Audit Logs That Actually Work: Tamper-Evident Logging for AI Agent Actions

There is a question that surfaces in every enterprise AI deployment, usually after the third or fourth incident meeting: Can you tell me exactly what the agent did?

Not "roughly what happened." Not "the agent called some tools." The question is specific: which tool, which version, which publisher, what input, what output, what permissions were granted, who approved the execution, and when — down to the second.

Under current AI agent architectures, the answer is almost always no. Tool invocations are not systematically logged. When they are logged, they capture application-level output (what the tool printed) but not operational metadata (what the tool was allowed to do). And the logs themselves are ordinary files or database rows — mutable, deletable, and carrying no guarantee that what the auditor reads is what actually happened.

MPP's audit logging is designed to answer the question that traditional logging cannot.

What's Wrong with Traditional Logging

Enterprise logging infrastructure is mature. Teams have ELK stacks, Splunk instances, CloudWatch, Datadog. They capture application logs, access logs, system logs.

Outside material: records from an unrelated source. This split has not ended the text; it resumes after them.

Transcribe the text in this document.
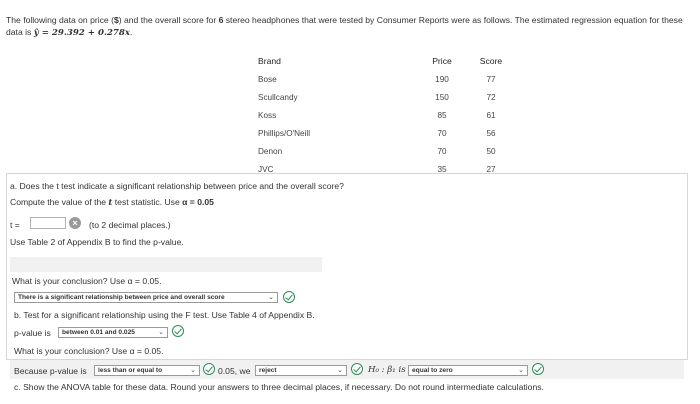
The following data on price ($) and the overall score for 6 stereo headphones that were tested by Consumer Reports were as follows. The estimated regression equation for these data is ŷ = 29.392 + 0.278x.
Brand		Price	Score
Bose		190	77
Scullcandy		150	72
Koss		85	61
Phillips/O'Neill		70	56
Denon		70	50
JVC		35	27
a. Does the t test indicate a significant relationship between price and the overall score?
Compute the value of the t test statistic. Use α = 0.05
t =	×	(to 2 decimal places.)
Use Table 2 of Appendix B to find the p-value.
What is your conclusion? Use α = 0.05.
There is a significant relationship between price and overall score	⌄
b. Test for a significant relationship using the F test. Use Table 4 of Appendix B.
p-value is	between 0.01 and 0.025	⌄
What is your conclusion? Use α = 0.05.
Because p-value is	less than or equal to	⌄	0.05, we	reject	⌄	H₀ : β₁ is equal to zero	⌄
c. Show the ANOVA table for these data. Round your answers to three decimal places, if necessary. Do not round intermediate calculations.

But these systems were designed for debugging and monitoring — not for producing evidence about autonomous agent actions.

The gaps become apparent when you try to use traditional logs for AI agent governance:

Gap 1: What Was Logged Is Not What Matters

Traditional application logs capture what the tool outputs — stdout, stderr, maybe structured JSON messages. They do not capture:

Package identity. Which specific signed artifact ran? What was its content hash? Was the signature valid?
Permission decisions. What capabilities were requested? What policy decision was made? Was a human involved?
Capability enforcement. Which network domains, filesystem paths, and environment variables were actually available to the tool?
Privacy filter actions. Was PII detected in the response? Which patterns matched? What was redacted?
Attestation chain. Was an attestation token issued? When did it expire? Was the nonce tracked for replay prevention?

Without this metadata, you have logs that say "tool ran at 14:32" but cannot answer "was the tool verified, what could it access, and was PII protected?"

Gap 2: Logs Are Mutable

Standard log files and database entries can be modified. An attacker who compromises a system can delete or alter log entries to cover their tracks. A well-intentioned administrator can accidentally truncate a log file. A misconfigured rotation policy can discard entries before they are needed.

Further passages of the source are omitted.